A scholar from whom I much profited while writing the introduction to my volume on the history of freedom of speech was J.G.A. Pocock, especially articles on the problematic nature of the concepts of "Europe" and "the West" generally. As Pocock wrote in the article "Some Europes and Their History," Europe is a word used to denote "a great many things that are important in human experience." It was in another work, Pocock's multivolume study of Edward Gibbon, however, that I came across an interesting quote: "Power and philosophy seek each other." It comes from the book Utopia and Reform by the Italian historian Franco Venturi. Recently I got Venturi's volume out of the library and read it in several sittings, finally finding the quote in the last chapter. I will say more about this work in succeeding postings, but I wanted to mention something today because it sheds some light on why Goethe chose to stay in Weimar.
Venturi's starting point, as the title indicates, was the perceived need, beginning in the early 18th century, for a solution to a felt political crisis. The absolutist states, with their desire for expansion and power, were placing intolerable burdens on the population and on the functions of government, while the still existing independent republics had insurmountable problems of their own. As Venturi writes, ideas of reform and utopia were linked by the attempt to modify aspects of society inherited from the past and to bring about practical change. The absolutist governments of Prussia, the Hapsburgs, and Russia were in this sense top-down reformist. Catherine the Great, for instance, ordered the translation of Western works in the 1760s. There was, as Venturi writes, a "determination to change things," which derived from a common language and center in France, in particular the writings of the Encyclopedie circle.
In this reform of existing institutions, the philosophes, according to Venturi, were asking to be allowed to act as guides: "Everywhere in Europe, one finds this pretension, this determination to lead and guide society." I will try not to get ahead of myself -- by the 1770s, especially in France, reform of existing institutions had been abandoned in favor of a total transformation -- and now turn to Goethe.
Goethe went to Weimar in 1775, as the Duke's guest, and initially played a role that fit in with the cultural policies of Anna Amalia. Weimar was becoming a literary center, one of the most important signs of which was the Teutscher Merkur, established by Wieland. Still, Weimar was remote and backward, even in comparison with Goethe's native Frankfurt. Moreover, as is well known, the first decade in Weimar was a backwards step in Goethe's literary production, something Goethe himself acknowledged by fleeing to Rome in 1786.
His reasons for remaining in Weimar touch on the very issues that Venturi mentions. In "enlightened Europe" of the 1760s and 1770s, the new intelligensia became conscious of its own strength in "speaking truth to power." Indeed, Goethe's Sturm und Drang works might be said to voice these challenges to traditional authority -- church, state, or otherwise. Within Goethe's first year in Weimar, Carl August had appointed him as one of his privy councilors. Did it seem to Goethe that he might be able to help transform a small, impoverished duchy through "enlightened" reforms?
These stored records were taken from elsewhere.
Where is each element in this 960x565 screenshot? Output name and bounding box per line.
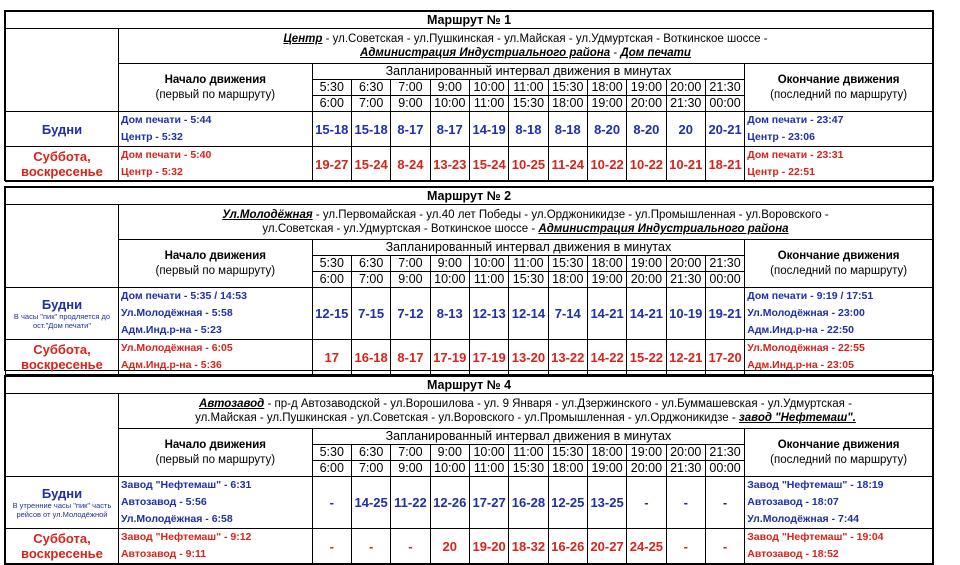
weekend-interval: 20 [430, 529, 469, 564]
first-departure: Ул.Молодёжная - 6:58 [120, 513, 233, 525]
route-path [118, 394, 932, 429]
time-from: 9:00 [430, 256, 469, 272]
weekend-interval: 10-22 [587, 147, 626, 182]
time-from: 19:00 [627, 256, 666, 272]
weekend-label-line-1: Суббота, [33, 149, 91, 164]
time-to: 10:00 [430, 461, 469, 477]
weekend-label-line-1: Суббота, [33, 531, 91, 546]
route-path-text: ул.Советская - ул.Удмуртская - Воткинское шоссе - [262, 223, 539, 235]
weekend-last-departures [745, 147, 933, 182]
weekend-interval: 8-24 [391, 147, 430, 182]
last-departure: Дом печати - 23:47 [747, 114, 844, 126]
weekend-interval: 20-27 [587, 529, 626, 564]
weekend-interval: - [312, 529, 351, 564]
time-to: 19:00 [587, 461, 626, 477]
route-path-line-1 [119, 32, 932, 47]
weekend-interval: 17 [312, 340, 351, 375]
weekend-interval: 16-26 [548, 529, 587, 564]
first-departure: Дом печати - 5:44 [120, 114, 212, 126]
weekday-first-departures [118, 477, 312, 529]
time-from: 21:30 [705, 80, 744, 96]
weekday-interval: 14-21 [627, 288, 666, 340]
time-from: 11:00 [509, 445, 548, 461]
time-from: 5:30 [312, 80, 351, 96]
weekday-interval: 12-14 [509, 288, 548, 340]
end-header [745, 429, 933, 477]
weekend-interval: 12-21 [666, 340, 705, 375]
time-from: 7:00 [391, 445, 430, 461]
time-to: 6:00 [312, 96, 351, 112]
weekend-interval: 13-22 [548, 340, 587, 375]
end-header-sub: (последний по маршруту) [770, 88, 908, 101]
last-departure: Завод "Нефтемаш" - 19:04 [747, 531, 884, 543]
route-path-line-2 [119, 222, 932, 237]
route-title: Маршрут № 2 [6, 188, 933, 205]
time-to: 00:00 [705, 96, 744, 112]
weekday-interval: 20-21 [705, 112, 744, 147]
route-title: Маршрут № 1 [6, 12, 933, 29]
route-stop-highlight: Автозавод [199, 397, 265, 410]
time-to: 15:30 [509, 96, 548, 112]
time-to: 19:00 [587, 272, 626, 288]
path-spacer [6, 205, 119, 240]
path-spacer [6, 29, 119, 64]
time-to: 9:00 [391, 272, 430, 288]
route-path-line-1 [119, 208, 932, 223]
weekday-interval: 7-12 [391, 288, 430, 340]
last-departure: Автозавод - 18:07 [747, 496, 839, 508]
route-path-text: - ул.Советская - ул.Пушкинская - ул.Майская - ул.Удмуртская - Воткинское шоссе - [322, 32, 768, 45]
last-departure: Адм.Инд.р-на - 22:50 [747, 324, 854, 336]
time-from: 21:30 [705, 256, 744, 272]
weekend-interval: 15-22 [627, 340, 666, 375]
weekend-label [6, 147, 119, 182]
weekday-interval: 7-14 [548, 288, 587, 340]
time-to: 11:00 [469, 461, 508, 477]
weekday-interval: 8-17 [430, 112, 469, 147]
start-header [118, 240, 312, 288]
path-spacer [6, 394, 119, 429]
time-to: 20:00 [627, 461, 666, 477]
weekend-label-line-2: воскресенье [21, 164, 103, 179]
weekend-interval: 15-24 [469, 147, 508, 182]
end-header-title: Окончание движения [777, 249, 900, 262]
weekday-last-departures [745, 112, 933, 147]
weekend-interval: 14-22 [587, 340, 626, 375]
route-stop-highlight: Центр [283, 32, 323, 45]
route-grid [5, 376, 933, 564]
time-from: 9:00 [430, 80, 469, 96]
weekday-interval: 20 [666, 112, 705, 147]
weekday-label-text: Будни [41, 486, 83, 501]
weekend-interval: - [391, 529, 430, 564]
start-header [118, 64, 312, 112]
route-path-line-2 [119, 46, 932, 61]
time-to: 15:30 [509, 461, 548, 477]
time-from: 18:00 [587, 256, 626, 272]
weekend-first-departures [118, 340, 312, 375]
weekend-interval: 13-20 [509, 340, 548, 375]
weekend-interval: 11-24 [548, 147, 587, 182]
end-header-title: Окончание движения [777, 73, 900, 86]
time-from: 10:00 [469, 80, 508, 96]
weekday-interval: 12-15 [312, 288, 351, 340]
weekday-note: В часы "пик" продляется до ост."Дом печати" [13, 312, 111, 330]
weekend-interval: - [666, 529, 705, 564]
start-header-title: Начало движения [164, 73, 267, 86]
weekday-label-text: Будни [41, 121, 83, 137]
weekday-interval: 8-18 [548, 112, 587, 147]
weekend-last-departures [745, 529, 933, 564]
start-header-sub: (первый по маршруту) [155, 453, 276, 466]
interval-header: Запланированный интервал движения в минутах [312, 240, 745, 256]
route-path-line-2 [119, 411, 932, 426]
weekday-interval: 12-26 [430, 477, 469, 529]
start-header-sub: (первый по маршруту) [155, 264, 276, 277]
weekday-interval: - [705, 477, 744, 529]
weekend-interval: 18-21 [705, 147, 744, 182]
end-header [745, 240, 933, 288]
end-header-sub: (последний по маршруту) [770, 453, 908, 466]
last-departure: Центр - 23:06 [747, 131, 815, 143]
last-departure: Дом печати - 9:19 / 17:51 [747, 290, 874, 302]
route-path-text: - ул.Первомайская - ул.40 лет Победы - ул.Орджоникидзе - ул.Промышленная - ул.Воровского - [312, 208, 829, 221]
weekday-interval: 8-20 [587, 112, 626, 147]
time-to: 7:00 [351, 461, 390, 477]
first-departure: Ул.Молодёжная - 6:05 [120, 342, 233, 354]
weekday-label [6, 112, 119, 147]
time-to: 6:00 [312, 461, 351, 477]
start-header [118, 429, 312, 477]
first-departure: Адм.Инд.р-на - 5:23 [120, 324, 222, 336]
header-spacer [6, 64, 119, 112]
weekend-interval: 17-19 [469, 340, 508, 375]
route-grid [5, 187, 933, 375]
first-departure: Дом печати - 5:40 [120, 149, 212, 161]
first-departure: Завод "Нефтемаш" - 6:31 [120, 479, 252, 491]
end-header-sub: (последний по маршруту) [770, 264, 908, 277]
weekend-label [6, 529, 119, 564]
time-to: 6:00 [312, 272, 351, 288]
weekday-interval: 14-25 [351, 477, 390, 529]
weekday-label [6, 288, 119, 340]
interval-header: Запланированный интервал движения в минутах [312, 429, 745, 445]
first-departure: Ул.Молодёжная - 5:58 [120, 307, 233, 319]
weekend-interval: 8-17 [391, 340, 430, 375]
weekend-interval: 17-19 [430, 340, 469, 375]
weekend-interval: 17-20 [705, 340, 744, 375]
start-header-title: Начало движения [164, 249, 267, 262]
time-from: 11:00 [509, 80, 548, 96]
weekend-interval: 10-22 [627, 147, 666, 182]
interval-header: Запланированный интервал движения в минутах [312, 64, 745, 80]
route-stop-highlight: Администрация Индустриального района [538, 223, 789, 235]
time-to: 18:00 [548, 272, 587, 288]
time-from: 6:30 [351, 256, 390, 272]
weekday-last-departures [745, 288, 933, 340]
last-departure: Ул.Молодёжная - 7:44 [747, 513, 860, 525]
time-to: 18:00 [548, 461, 587, 477]
weekend-first-departures [118, 529, 312, 564]
time-to: 11:00 [469, 272, 508, 288]
weekday-interval: 14-19 [469, 112, 508, 147]
weekend-label-line-1: Суббота, [33, 342, 91, 357]
last-departure: Завод "Нефтемаш" - 18:19 [747, 479, 884, 491]
route-stop-highlight: завод "Нефтемаш". [738, 412, 856, 424]
route-stop-highlight: Ул.Молодёжная [222, 208, 313, 221]
route-stop-highlight: Дом печати [620, 47, 691, 59]
weekend-interval: 19-20 [469, 529, 508, 564]
first-departure: Адм.Инд.р-на - 5:36 [120, 359, 222, 371]
weekday-interval: 16-28 [509, 477, 548, 529]
time-to: 7:00 [351, 272, 390, 288]
weekend-interval: - [705, 529, 744, 564]
time-to: 9:00 [391, 461, 430, 477]
time-to: 7:00 [351, 96, 390, 112]
route-path-text: ул.Майская - ул.Пушкинская - ул.Советская - ул.Воровского - ул.Промышленная - ул.Орджоникидзе - [195, 412, 739, 424]
time-from: 20:00 [666, 80, 705, 96]
time-to: 18:00 [548, 96, 587, 112]
start-header-title: Начало движения [164, 438, 267, 451]
time-from: 10:00 [469, 256, 508, 272]
time-to: 9:00 [391, 96, 430, 112]
first-departure: Центр - 5:32 [120, 166, 183, 178]
time-to: 20:00 [627, 272, 666, 288]
route-path-text: - [610, 47, 621, 59]
time-to: 00:00 [705, 461, 744, 477]
first-departure: Завод "Нефтемаш" - 9:12 [120, 531, 252, 543]
first-departure: Автозавод - 5:56 [120, 496, 207, 508]
end-header-title: Окончание движения [777, 438, 900, 451]
first-departure: Центр - 5:32 [120, 131, 183, 143]
route-table-2 [4, 186, 934, 371]
weekday-interval: 10-19 [666, 288, 705, 340]
time-to: 10:00 [430, 272, 469, 288]
weekday-interval: 8-18 [509, 112, 548, 147]
weekday-interval: - [627, 477, 666, 529]
time-from: 7:00 [391, 256, 430, 272]
weekday-interval: - [312, 477, 351, 529]
last-departure: Ул.Молодёжная - 23:00 [747, 307, 865, 319]
time-to: 21:30 [666, 461, 705, 477]
weekend-first-departures [118, 147, 312, 182]
weekday-interval: 7-15 [351, 288, 390, 340]
route-table-3 [4, 375, 934, 565]
time-from: 9:00 [430, 445, 469, 461]
time-from: 5:30 [312, 445, 351, 461]
last-departure: Адм.Инд.р-на - 23:05 [747, 359, 854, 371]
weekday-interval: 15-18 [312, 112, 351, 147]
weekday-interval: 8-20 [627, 112, 666, 147]
weekday-label-text: Будни [41, 297, 83, 312]
weekday-interval: 12-25 [548, 477, 587, 529]
time-from: 11:00 [509, 256, 548, 272]
weekend-last-departures [745, 340, 933, 375]
start-header-sub: (первый по маршруту) [155, 88, 276, 101]
time-from: 15:30 [548, 256, 587, 272]
weekday-interval: 12-13 [469, 288, 508, 340]
last-departure: Дом печати - 23:31 [747, 149, 844, 161]
time-to: 21:30 [666, 96, 705, 112]
time-from: 6:30 [351, 445, 390, 461]
time-to: 11:00 [469, 96, 508, 112]
time-from: 7:00 [391, 80, 430, 96]
header-spacer [6, 429, 119, 477]
weekend-interval: 15-24 [351, 147, 390, 182]
time-from: 5:30 [312, 256, 351, 272]
weekday-interval: 11-22 [391, 477, 430, 529]
time-from: 20:00 [666, 256, 705, 272]
weekend-interval: 10-25 [509, 147, 548, 182]
weekday-interval: 8-13 [430, 288, 469, 340]
time-from: 15:30 [548, 445, 587, 461]
weekend-label-line-2: воскресенье [21, 546, 103, 561]
weekend-interval: 13-23 [430, 147, 469, 182]
weekday-label [6, 477, 119, 529]
time-to: 10:00 [430, 96, 469, 112]
end-header [745, 64, 933, 112]
last-departure: Ул.Молодёжная - 22:55 [747, 342, 865, 354]
time-from: 15:30 [548, 80, 587, 96]
time-from: 18:00 [587, 80, 626, 96]
route-table-1 [4, 10, 934, 181]
time-from: 20:00 [666, 445, 705, 461]
route-title: Маршрут № 4 [6, 377, 933, 394]
weekend-interval: 16-18 [351, 340, 390, 375]
route-path-text: - пр-д Автозаводской - ул.Ворошилова - ул. 9 Января - ул.Дзержинского - ул.Буммашевская - ул.Удмуртская - [264, 397, 852, 410]
time-from: 19:00 [627, 445, 666, 461]
time-to: 15:30 [509, 272, 548, 288]
weekday-interval: 13-25 [587, 477, 626, 529]
last-departure: Автозавод - 18:52 [747, 548, 839, 560]
weekday-interval: - [666, 477, 705, 529]
weekend-interval: 10-21 [666, 147, 705, 182]
route-stop-highlight: Администрация Индустриального района [360, 47, 611, 59]
time-to: 21:30 [666, 272, 705, 288]
weekday-first-departures [118, 112, 312, 147]
weekend-interval: 24-25 [627, 529, 666, 564]
weekend-interval: - [351, 529, 390, 564]
time-from: 19:00 [627, 80, 666, 96]
route-path [118, 205, 932, 240]
time-to: 19:00 [587, 96, 626, 112]
weekday-interval: 14-21 [587, 288, 626, 340]
weekday-interval: 8-17 [391, 112, 430, 147]
time-from: 10:00 [469, 445, 508, 461]
time-from: 6:30 [351, 80, 390, 96]
route-path-line-1 [119, 397, 932, 412]
weekday-interval: 17-27 [469, 477, 508, 529]
header-spacer [6, 240, 119, 288]
weekday-last-departures [745, 477, 933, 529]
time-from: 21:30 [705, 445, 744, 461]
weekday-note: В утренние часы "пик" часть рейсов от ул.Молодёжной [12, 501, 112, 519]
weekend-interval: 18-32 [509, 529, 548, 564]
weekday-interval: 19-21 [705, 288, 744, 340]
time-from: 18:00 [587, 445, 626, 461]
first-departure: Дом печати - 5:35 / 14:53 [120, 290, 247, 302]
weekend-label [6, 340, 119, 375]
route-grid [5, 11, 933, 182]
time-to: 00:00 [705, 272, 744, 288]
last-departure: Центр - 22:51 [747, 166, 815, 178]
time-to: 20:00 [627, 96, 666, 112]
first-departure: Автозавод - 9:11 [120, 548, 207, 560]
route-path [118, 29, 932, 64]
weekday-first-departures [118, 288, 312, 340]
weekend-label-line-2: воскресенье [21, 357, 103, 372]
weekday-interval: 15-18 [351, 112, 390, 147]
weekend-interval: 19-27 [312, 147, 351, 182]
Nicholas Boyle, the most recent biographer of Goethe, thinks so. As he writes: "Weimar offered him an entrée to the court life that he had hitherto seen only briefly and from outside, and like any other autocracy, untrammeled by constitutions and traditions, it offered to young, ambitious, and gifted men the prospect of far more rapid advancement in the exercise of administrative power than could be hoped for in the cautious city-states, where promotion came essentially only with age ... Goethe saw in Weimar's offer the possibility of doing something -- perhaps even useful to his fellow men ... certainly of fulfilling the ambitions that his father had had perforce to renounce when the door closed on his own political career."
In the end, the experiment failed, and in 1785 Goethe withdrew from his governing duties and ended his political career. His one success at "reform" seems to have been in helping the Duke to subdue, according to Boyle, "both the martinet and the playboy within" and making of him "a benevolent despot." In this respect, Goethe was more successful than Voltaire had been with Frederick the Great. (See Lytton Strachey's entertaining account of that relationship.) Power and philosophy sought each other, to paraphrase Venturi, and the result was disillusion on both sides.